First, investment bankers do not tell companies to make acquisitions or to sell companies. Investment bankers may bring ideas to companies, but universally the companies decided what to buy and sell. Usually, companies identify a company to buy or decide to sell their company. So, what then do the investment bankers do? Very simply, they haggle over the terms. That’s it. Investment bankers try to get the best terms, which primarily means price, for their client. Then, the client decides if they want to proceed. Somehow, the media has this fantasy that investment bankers are these larger than life figures who dupe companies into agreeing to transactions that are not in the companies’ interests. Nothing could be further from the truth. Boards decide whether to proceed and investment bankers have very little influence over them. The investment bankers are advisors. They advise on the pros and cons of a deal, they advise on the financial and business terms of a deal. But, all they do is advise; they do not decide anything.

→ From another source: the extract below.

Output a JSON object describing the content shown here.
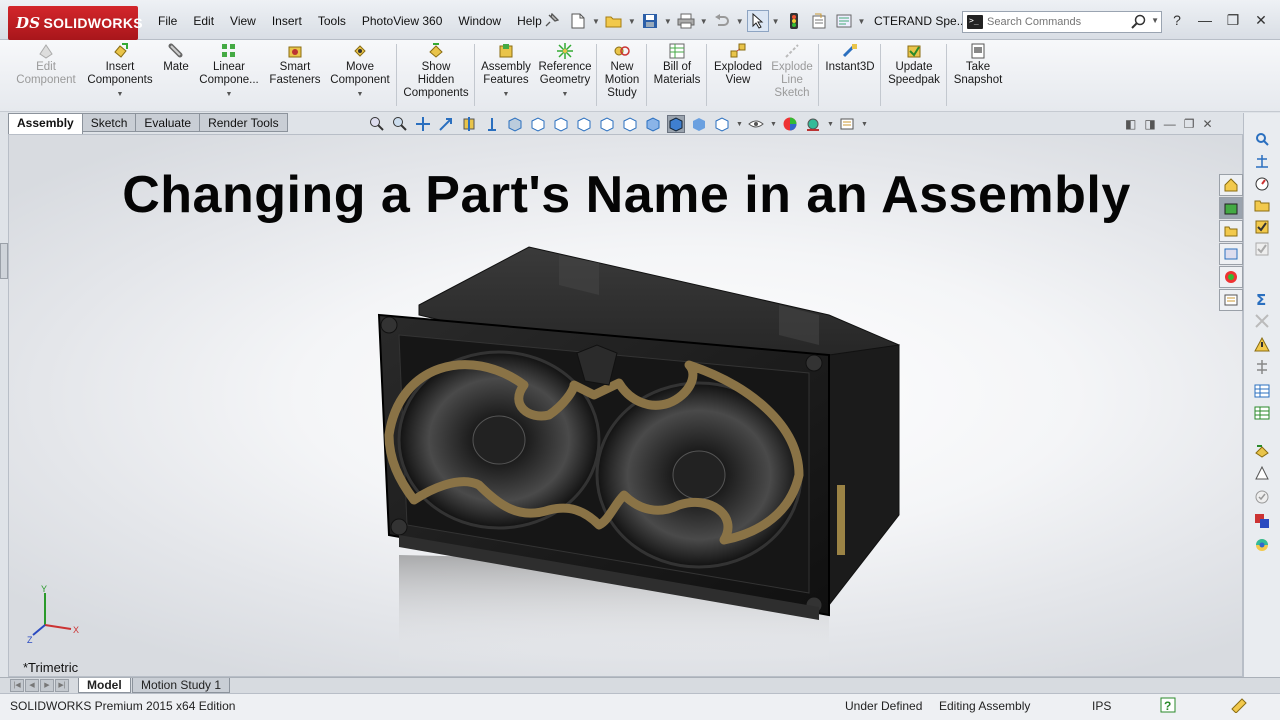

And, I can remember specific situations where our team advised companies not to proceed with a deal but the company decided to move forward anyway. We told them we did not think the deal terms were in the best interest of the company, but if they wanted to proceed we would support them and continue to advise them. Ultimately, it’s up to companies to decide what to do. How does Andrew Ross Sorkin know what advice the investment bankers gave H-P? Maybe the investment bankers advised against the acquisitions but H-P moved forward anyway? In which case, the investment bankers had a fiduciary responsibility to still work on behalf of H-P to get the best terms possible, even if the overall transaction was not advisable in their opinion.
My advice to the media is to actually understand the industries about which you write. Your active imagination may make for fun reading and tap into readers’ pre-disposition for another reason to hate Wall Street, but it does a dis-service by mis-informing them.